Au-delà du temps et de l’espace, ce JE, "au carrefour de
l’adieu", dialogue avec celui qui fut lui-même, interpelle les
pronoms (tu, il, elle, nous) et marque des rebondissements, tant en
arrière qu’en avant, "jusqu’à cogner de front
l’insupportable véracité".
Il s’arrêtera sur "les berceuses prénatales", le sein
partagé avec des demi-frères et des demi-sœurs, les
amours aussi immatures que véhémentes, les claques et
autres revers.
Il rappellera l’effervescence des "années de feu, de sang, des
joies des mains s’ouvrant larges" pour contester, afficher ses
revendications "verbe à l’impératif sur écran en
carton" et remettre tout et rien en question.
Il insistera sur l’origine et la nature de cette hargne : "non caprices
de jeunesse, mais certitudes premières" puisque "on n’est que
trop sérieux quand on a vingt ans".
M. Loakira pousse cette conversation intérieure au point
de vivre la mort, une mort imprévisible, sentir les mains des
laveurs lors des "ultimes ablutions" et s’inventer les souvenirs de "la
parenthèse tombale", aussi bien au paradis qu’en enfer.
C’est un tourbillon où s’emboîtent l’acquis, le
supposé et le rêvé, l’agonie, le deuil et la
re-naissance, la déchirure, les regrets et l’attachement
à cette vie qui semble "n’être rien d’autre que sa propre
fuite".
M. Loakira semble être à la limite de ses derniers
retranchements et, de ce fait, il défonce portes et
fenêtres, entretient une conversation intérieure qui,
souvent, s’horripile d’elle-même, relate le familier et le
refoulé, le possible et le fantasmé.

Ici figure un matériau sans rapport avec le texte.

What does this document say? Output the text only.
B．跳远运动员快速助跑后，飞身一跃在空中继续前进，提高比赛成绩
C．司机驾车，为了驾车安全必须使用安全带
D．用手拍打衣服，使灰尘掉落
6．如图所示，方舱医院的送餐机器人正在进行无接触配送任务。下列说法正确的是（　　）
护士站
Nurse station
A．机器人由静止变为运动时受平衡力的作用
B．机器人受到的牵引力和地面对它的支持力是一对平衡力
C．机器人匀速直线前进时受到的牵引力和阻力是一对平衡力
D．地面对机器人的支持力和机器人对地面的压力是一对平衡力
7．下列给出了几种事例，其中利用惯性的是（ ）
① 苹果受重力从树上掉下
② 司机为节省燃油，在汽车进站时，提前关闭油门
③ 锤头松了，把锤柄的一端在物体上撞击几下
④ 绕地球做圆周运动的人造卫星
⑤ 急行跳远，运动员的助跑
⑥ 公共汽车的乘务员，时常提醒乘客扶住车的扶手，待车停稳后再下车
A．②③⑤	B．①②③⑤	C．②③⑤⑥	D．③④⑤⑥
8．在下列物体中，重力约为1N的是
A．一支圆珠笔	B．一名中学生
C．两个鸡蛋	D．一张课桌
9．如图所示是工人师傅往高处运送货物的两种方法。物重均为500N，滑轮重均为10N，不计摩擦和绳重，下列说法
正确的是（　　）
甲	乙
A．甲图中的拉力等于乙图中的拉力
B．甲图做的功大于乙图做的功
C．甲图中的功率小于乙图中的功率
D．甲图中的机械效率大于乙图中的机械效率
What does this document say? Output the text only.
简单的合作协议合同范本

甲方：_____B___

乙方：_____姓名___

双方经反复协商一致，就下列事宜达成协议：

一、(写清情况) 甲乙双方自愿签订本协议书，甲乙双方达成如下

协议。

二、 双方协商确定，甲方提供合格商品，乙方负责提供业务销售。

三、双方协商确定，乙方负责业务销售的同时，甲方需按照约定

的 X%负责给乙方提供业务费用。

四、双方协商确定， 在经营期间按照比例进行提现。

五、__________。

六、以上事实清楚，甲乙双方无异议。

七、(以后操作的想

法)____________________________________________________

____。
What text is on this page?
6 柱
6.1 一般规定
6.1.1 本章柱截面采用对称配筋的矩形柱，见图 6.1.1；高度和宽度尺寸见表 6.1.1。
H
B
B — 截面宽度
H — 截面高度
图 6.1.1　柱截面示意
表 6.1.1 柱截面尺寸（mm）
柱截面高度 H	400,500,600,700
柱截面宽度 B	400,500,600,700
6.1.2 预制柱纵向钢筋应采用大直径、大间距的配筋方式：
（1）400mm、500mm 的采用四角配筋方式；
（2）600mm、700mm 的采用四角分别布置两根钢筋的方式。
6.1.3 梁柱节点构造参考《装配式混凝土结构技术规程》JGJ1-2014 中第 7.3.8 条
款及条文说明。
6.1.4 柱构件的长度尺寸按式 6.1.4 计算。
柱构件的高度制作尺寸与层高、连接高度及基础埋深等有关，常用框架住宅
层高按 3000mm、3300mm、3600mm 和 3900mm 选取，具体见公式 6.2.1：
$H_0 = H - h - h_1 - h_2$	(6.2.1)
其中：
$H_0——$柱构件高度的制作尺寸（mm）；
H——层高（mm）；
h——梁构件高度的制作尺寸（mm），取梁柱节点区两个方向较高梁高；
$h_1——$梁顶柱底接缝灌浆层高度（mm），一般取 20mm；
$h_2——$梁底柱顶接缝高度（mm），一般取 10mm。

Il mélange
les genres et brouille les frontières entre le poétique
et le narratif et joue de la ponctuation à la recherche
d’un surcroît de sens, notamment les parenthèses et les
caractères en italique. Ces procédés se veulent
rupture ou questionnement à l’intérieur du contexte et
visent à atténuer les envolées lyriques, la langue
de bois et la vérité admise par ouï-dire ; aussi,
suggèrent-ils le timbre d’une voix en proie aux doutes et
à l’éclatement, vers l’oubli évident.
***
EXTRAITS
La pénombre déforme la visibilité des rêves,
du silence, des objets et angles de mon cagibi. Elle rend la solitude
fréquentable, parfois tronc de si peu ballotté par la
rapidité du courant.
Je me prélasse à l’entour des coudes et du col du fémur.
Le déjà-rêvé-enduré-refoulé en regard des paupières.
Puis la couverture en laine écrue glisse, découvre mon
flanc droit, en tête à tête avec la table de nuit
(sans livre de chevet) où trône un portrait vieillot,
jauni par trop de poussière, arborant un sourire forcé et
ridicule.
Un frisson me traverse. Il secoue les oublis, me rassure que le corps (cru fichu) réagit, que le cœur s’emballe, saigne, revit attentes, noises et joies des retrouvailles.
(Fou de mes folies. Je me mens à longueur du reste ordinaire).
Je
déboutonne ma nudité, indécis, m’arrête un
instant, reprends, fais joujou avec mon doigt surnuméraire qui
seul
se préserve de la couillonnade.
Intrusive, l’ombre, m’est-elle réapparue
Entre l’allusion et le foutoir
A mi-chemin du regard neuf et de la défiance.
(Hello !
Ai-je cru t’entendre me héler).
M’accrochant
à l’écho de ta voix, j’encre les interlignes du journal
du matin où il est dit que, (sans faillir au coucher),
je reviendrai de l’au-delà.
Immaculé.
Œil brillant.
Debout sur le tracé inabouti des alouettes.
Et je te raconterai la fantastique épopée de mon long sommeil.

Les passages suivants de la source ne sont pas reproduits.